Joseph O’Connell
On the central and northern parts of the Oregon coast, worlds meet—land and sea, work and leisure, old and new. In social and cultural terms, no place evokes the region’s contrasts more than Newport’s historic bayfront. Along a short strip of Bay Boulevard, commercial fishing, ocean science, and tourism intermingle. Visitors can buy taffy and souvenirs, visit the wax museum, or descend to an underwater viewing platform. Yet they are never more than a few doors away from one of several seafood processing plants. On the street outside the plants, cautionary signals from forklift operators blend with the vocalizations of an urban sea lion colony. (These animals are either endearing or aggravating; it depends who you ask.) A few yards farther, homemade signs indicate which boats have fresh catches of albacore tuna or Dungeness crab.
Throughout the region, this intimacy of differing communities is the substance of everyday life. Environmental researchers share space with natural resource industries. Spiritual seekers rub elbows with scrappy entrepreneurs. Cold-water surfers cross paths with razor clam diggers. They may look to the ocean for different things, but they all rely on the same tide tables. Sometimes, even the people who live here seem a bit perplexed by the region’s stranger bedfellows. In a casual conversation at a fabrication shop in Waldport, an independent fisher posits that the region “attracts extremes”—extremes of lifestyle and extremes of political persuasion (he’s a progressive.) But he can’t reflect for long; he’s got hundreds of pounds of freshly-caught tuna in tow, and it’s a hot day.
Amidst this mix, creative traditions are one way that the communities of the coast “talk” about who they are. In the crucible of the modern fishing industry, for instance, people who work together forge an array of hard-won customs: techniques for “hanging gear,” methods of preparing salmon cheeks, convictions about good luck. “Never, ever bring a banana onboard a fishing boat,” warns Florence’s Amber Novelli (if you’ve got a banana on board you won’t catch anything). Such traditions function partly as a running commentary about what defines a group, a place, or its history. It’s a commentary that takes place not just within groups, as it does among fishers, but also between them. In Newport, it’s not uncommon for scientists and fishers to meet over beers, trading jokes and points of view about their shared workplace on the Pacific Ocean. Sara Skamser designs, ties, and modifies nets for clients on both sides of that pub table. On a slow day, she might also improvise a quick rope hanger for a tourist who wanders into her shop with a glass float.
Lots of traditions “root” people in this part of the coast, but being rooted means something different in each case. When Highway 101 travelers pull over at Karl Kowalski’s chainsaw carving workshop in Seal Rock, they enter a personal museum.
Karl displays not just the work he has for sale but also carvings and memorabilia from a previous era. He inherited these artifacts from his father, who first established the property as Sea Gulch—a sculpture garden and roadside attraction.
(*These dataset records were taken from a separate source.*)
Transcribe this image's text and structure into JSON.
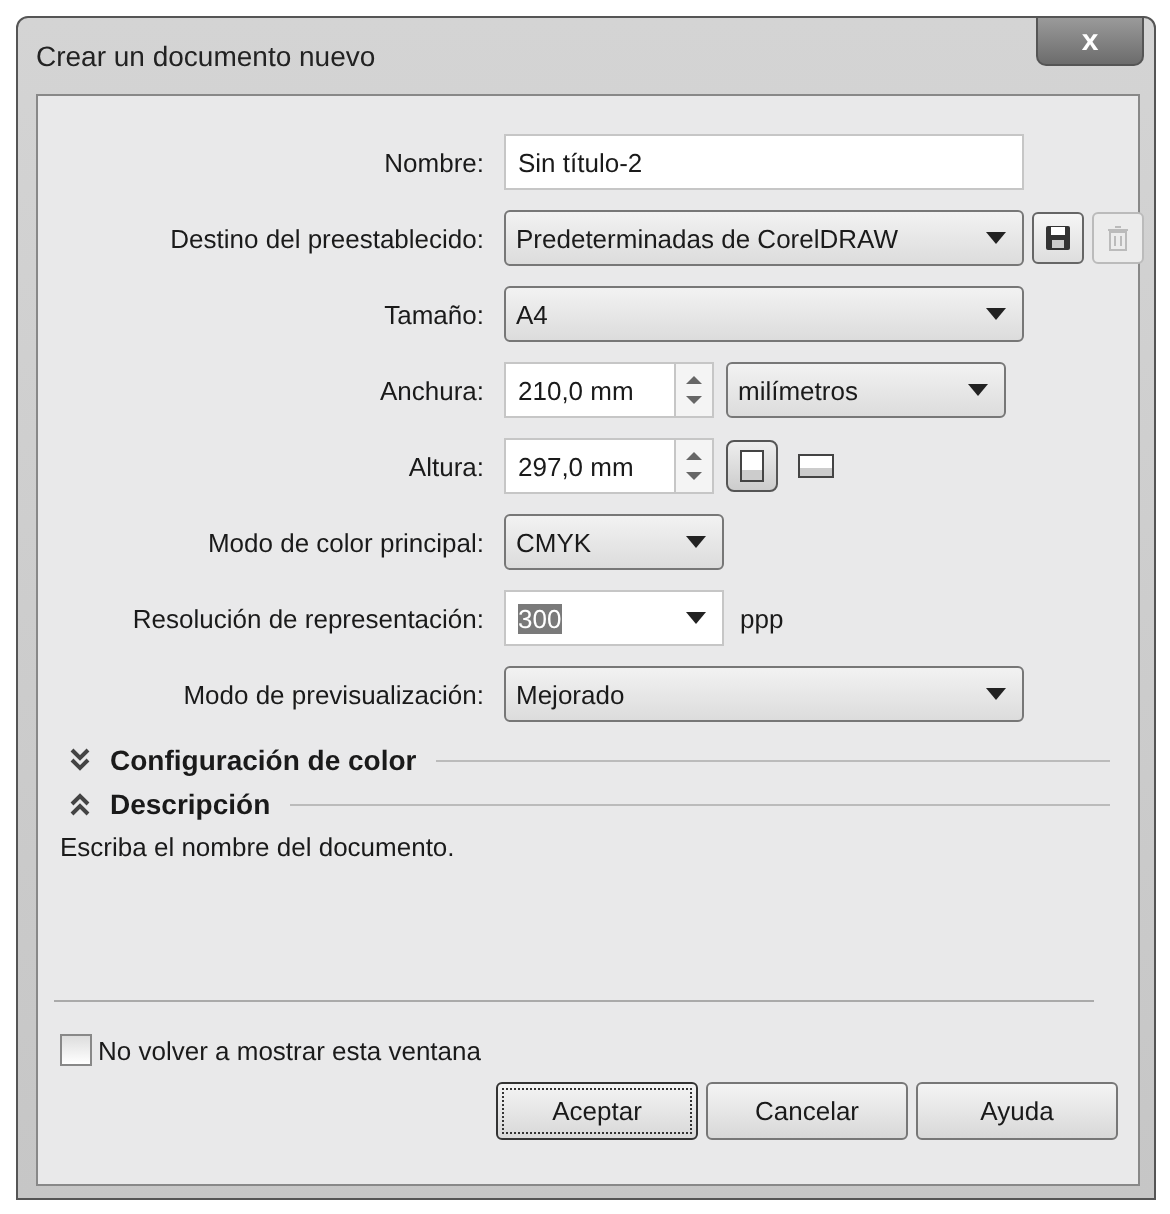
{
  "window": {
    "title": "Crear un documento nuevo",
    "close": "x"
  },
  "rows": [
    {
      "kind": "text",
      "label": "Nombre:",
      "value": "Sin título-2"
    },
    {
      "kind": "preset",
      "label": "Destino del preestablecido:",
      "value": "Predeterminadas de CorelDRAW",
      "tools": [
        {
          "kind": "save",
          "disabled": false
        },
        {
          "kind": "delete",
          "disabled": true
        }
      ]
    },
    {
      "kind": "dropdown",
      "label": "Tamaño:",
      "value": "A4"
    },
    {
      "kind": "spin",
      "label": "Anchura:",
      "value": "210,0 mm",
      "unit": "milímetros"
    },
    {
      "kind": "spin",
      "label": "Altura:",
      "value": "297,0 mm",
      "orientations": [
        {
          "kind": "portrait",
          "selected": true
        },
        {
          "kind": "landscape",
          "selected": false
        }
      ]
    },
    {
      "kind": "short-dropdown",
      "label": "Modo de color principal:",
      "value": "CMYK"
    },
    {
      "kind": "combo",
      "label": "Resolución de representación:",
      "value": "300",
      "value_selected": true,
      "suffix": "ppp"
    },
    {
      "kind": "dropdown",
      "label": "Modo de previsualización:",
      "value": "Mejorado"
    }
  ],
  "sections": [
    {
      "title": "Configuración de color",
      "expanded": false
    },
    {
      "title": "Descripción",
      "expanded": true
    }
  ],
  "description": "Escriba el nombre del documento.",
  "checkbox": {
    "label": "No volver a mostrar esta ventana",
    "checked": false
  },
  "buttons": [
    {
      "label": "Aceptar",
      "default": true
    },
    {
      "label": "Cancelar",
      "default": false
    },
    {
      "label": "Ayuda",
      "default": false
    }
  ]
}
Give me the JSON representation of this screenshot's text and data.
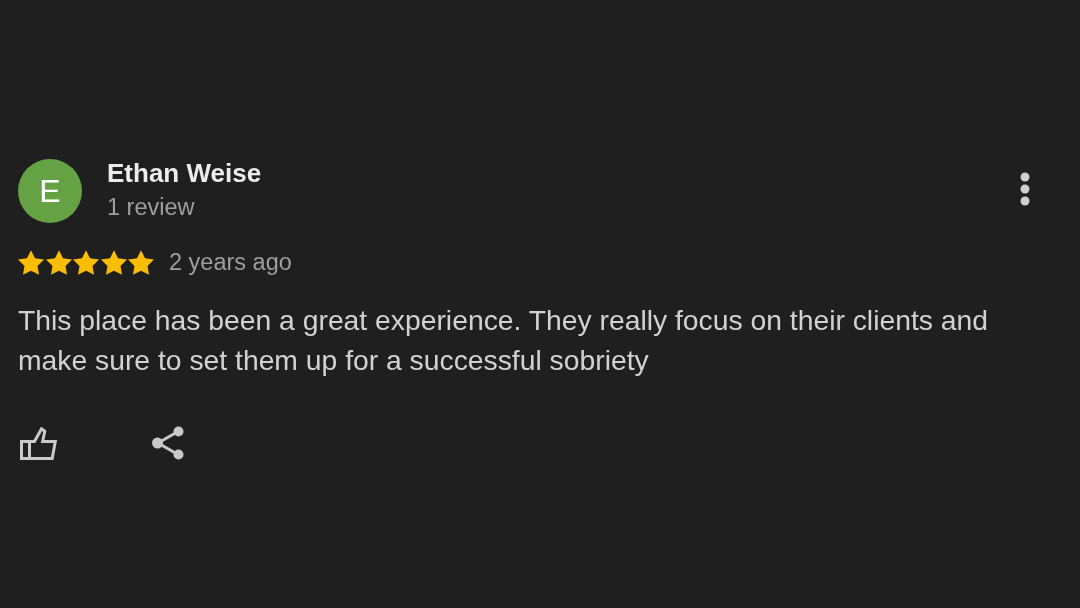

The items in Karl’s space reflect an attitude about belonging and tell a bigger story about his place in the life of a family, a town, and a region.
Northeast of Newport on Government Hill in Siletz, the Confederated Tribes of Siletz Indians hosts its annual Nesika Illahee Pow-Wow.
On the lawn at the center of the Pow-Wow grounds, dancers from numerous tribes don regalia and compete for prize money. One event, the Women’s Basketcap Special, showcases an iconic form of Siletz material culture–traditional hats woven from natural materials. For the Siletz and other indigenous people of the region, cultural traditions like the Pow-Wow take on significance against a long history and display resilience over colonization and its legacies.
Across Oregon coastal communities, people also adapt cultural traditions to respond to contemporary concerns, especially ecological ones. At the Women’s Expression Session on Agate Beach, two surfers dress as sea fowl and perform an original rap about beach stewardship. In the thick of the parade that opens the Nesika Illahee Pow-Wow, participants carry signs that protest mismanagement of a sewage spill on the Siletz River. And at Foulweather Trawl in Newport, “trawl techs” apply their tying skills to make nets “fish cleaner” with the addition of modifications that minimize “bycatch”—those fish that fishers don’t intend to catch. Whether it’s surfing, fishing, or regalia-making, longstanding cultural forms have an intimate connection to the natural environment. Such creative traditions also function to defend that environment.
Joe O’Connell has ten years of public folklore experience spanning studies of vernacular music, laborlore, and material culture. He completed an MA in Folklore at the University of Oregon in 2009, and fieldwork on the Oregon Coast marks his second collaboration with the OFN, this time in Lincoln and Clatsop counties, the coastal section of Lane County, and with the Confederated Tribes of Siletz Indians. Along with Josephine McRobbie, Joe is a 2019 American Folklife Center Archie Green Fellow. O’Connell and McRobbie have been conducting oral histories with midwives and other birth workers across the state of North Carolina. Joe is also an active folk-rock music recording artist, making music under the band name Elephant Micah. He lives in Durham, North Carolina.